First of all, have you given any thought to the fact that mullets are to be caught with a rod and reel instead of worn as a hairsyle? Have you considered the fact that goatee makes it appear as if you have a vagina on your face? Maybe the woman that used to hold your rope was trying to teach you something. While even climbs lower in the grading scale should be respected, early in your climbing career, you may feel a certain endorphine rush from onsighting "easier" climbs. This feeling is soon lost when you start to experience failure, but ask any climber like Chris Sharma, the bitter taste of failure is necessary to make you a better climber and let the successes you achieve in the higher grades taste all that more sweet. If you ever find a lady willing to belay your sorry ass again, I suggest this 5.10a as the perfect means to get used to feeling failure and going through the "project phase" all climbers need to overcome before they send. This climb starts off easy and gets harder and harder and more and more mentally challenging the higher you climb. Bring a bail beaner, a good attitude and a willingness to try, try again.
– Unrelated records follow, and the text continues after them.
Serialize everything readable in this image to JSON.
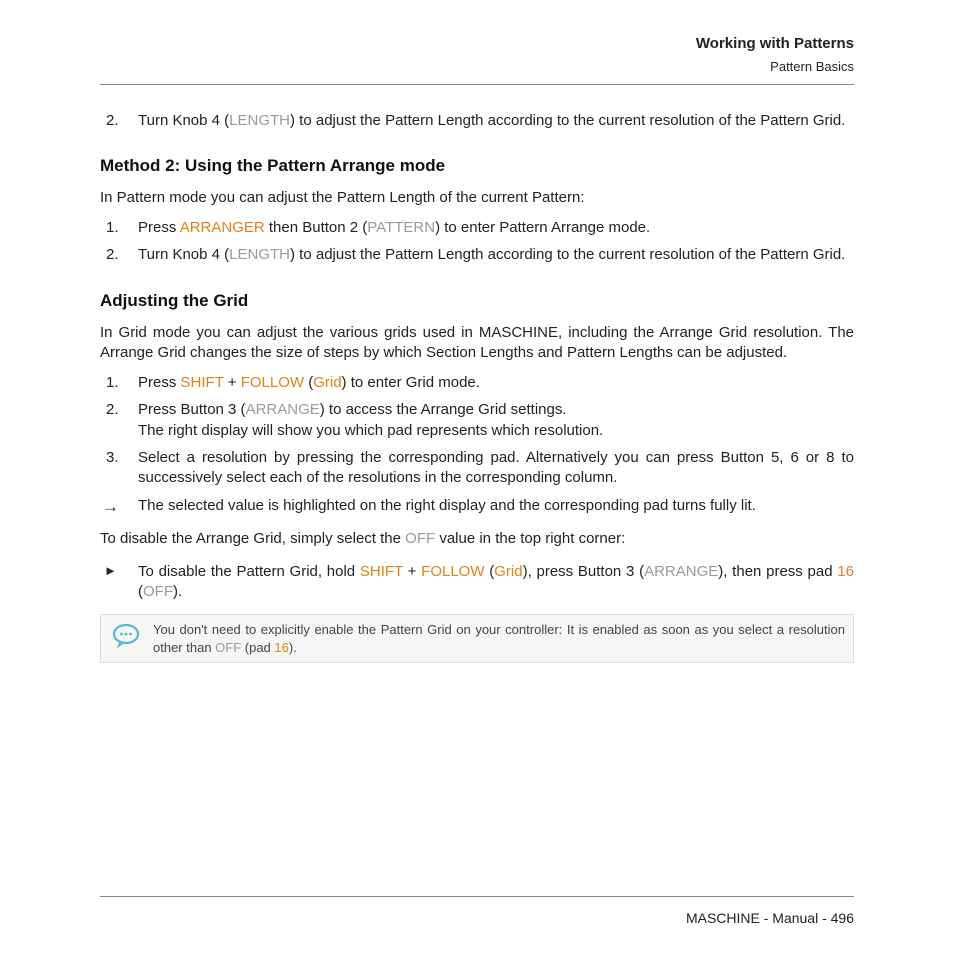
{
  "header": {
    "title": "Working with Patterns",
    "subtitle": "Pattern Basics"
  },
  "top_steps": [
    {
      "num": "2.",
      "pre": "Turn Knob 4 (",
      "gray1": "LENGTH",
      "post": ") to adjust the Pattern Length according to the current resolution of the Pattern Grid."
    }
  ],
  "method2": {
    "heading": "Method 2: Using the Pattern Arrange mode",
    "intro": "In Pattern mode you can adjust the Pattern Length of the current Pattern:",
    "step1": {
      "num": "1.",
      "t1": "Press ",
      "kw1": "ARRANGER",
      "t2": " then Button 2 (",
      "gray1": "PATTERN",
      "t3": ") to enter Pattern Arrange mode."
    },
    "step2": {
      "num": "2.",
      "t1": "Turn Knob 4 (",
      "gray1": "LENGTH",
      "t2": ") to adjust the Pattern Length according to the current resolution of the Pattern Grid."
    }
  },
  "grid": {
    "heading": "Adjusting the Grid",
    "intro": "In Grid mode you can adjust the various grids used in MASCHINE, including the Arrange Grid resolution. The Arrange Grid changes the size of steps by which Section Lengths and Pattern Lengths can be adjusted.",
    "step1": {
      "num": "1.",
      "t1": "Press ",
      "kw1": "SHIFT",
      "t2": " + ",
      "kw2": "FOLLOW",
      "t3": " (",
      "kw3": "Grid",
      "t4": ") to enter Grid mode."
    },
    "step2": {
      "num": "2.",
      "t1": "Press Button 3 (",
      "gray1": "ARRANGE",
      "t2": ") to access the Arrange Grid settings.",
      "br": "The right display will show you which pad represents which resolution."
    },
    "step3": {
      "num": "3.",
      "t1": "Select a resolution by pressing the corresponding pad. Alternatively you can press Button 5, 6 or 8 to successively select each of the resolutions in the corresponding column."
    },
    "arrow": {
      "mark": "→",
      "t1": "The selected value is highlighted on the right display and the corresponding pad turns fully lit."
    },
    "disable_line": {
      "t1": "To disable the Arrange Grid, simply select the ",
      "gray1": "OFF",
      "t2": " value in the top right corner:"
    },
    "tri": {
      "mark": "►",
      "t1": "To disable the Pattern Grid, hold ",
      "kw1": "SHIFT",
      "t2": " + ",
      "kw2": "FOLLOW",
      "t3": " (",
      "kw3": "Grid",
      "t4": "), press Button 3 (",
      "gray1": "ARRANGE",
      "t5": "), then press pad ",
      "kw4": "16",
      "t6": " (",
      "gray2": "OFF",
      "t7": ")."
    }
  },
  "tip": {
    "t1": "You don't need to explicitly enable the Pattern Grid on your controller: It is enabled as soon as you select a resolution other than ",
    "gray1": "OFF",
    "t2": " (pad ",
    "kw1": "16",
    "t3": ")."
  },
  "footer": {
    "text": "MASCHINE - Manual - 496"
  }
}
Once you get past a climb like this, the success you once felt will come to you, even though the girl of your dreams might not.


Everything's Big in Texas is easy to locate, Fact or Friction might be a bit of a challenge. From Texas, move to your left and up the hill until you see this pretty gem stuffed in a not so obvious corner.


Bring a dozen draws and a bail beaner just in case that hand jamming problem after the last bolt keeps you from sending. This climb has closed cold shuts for anchors.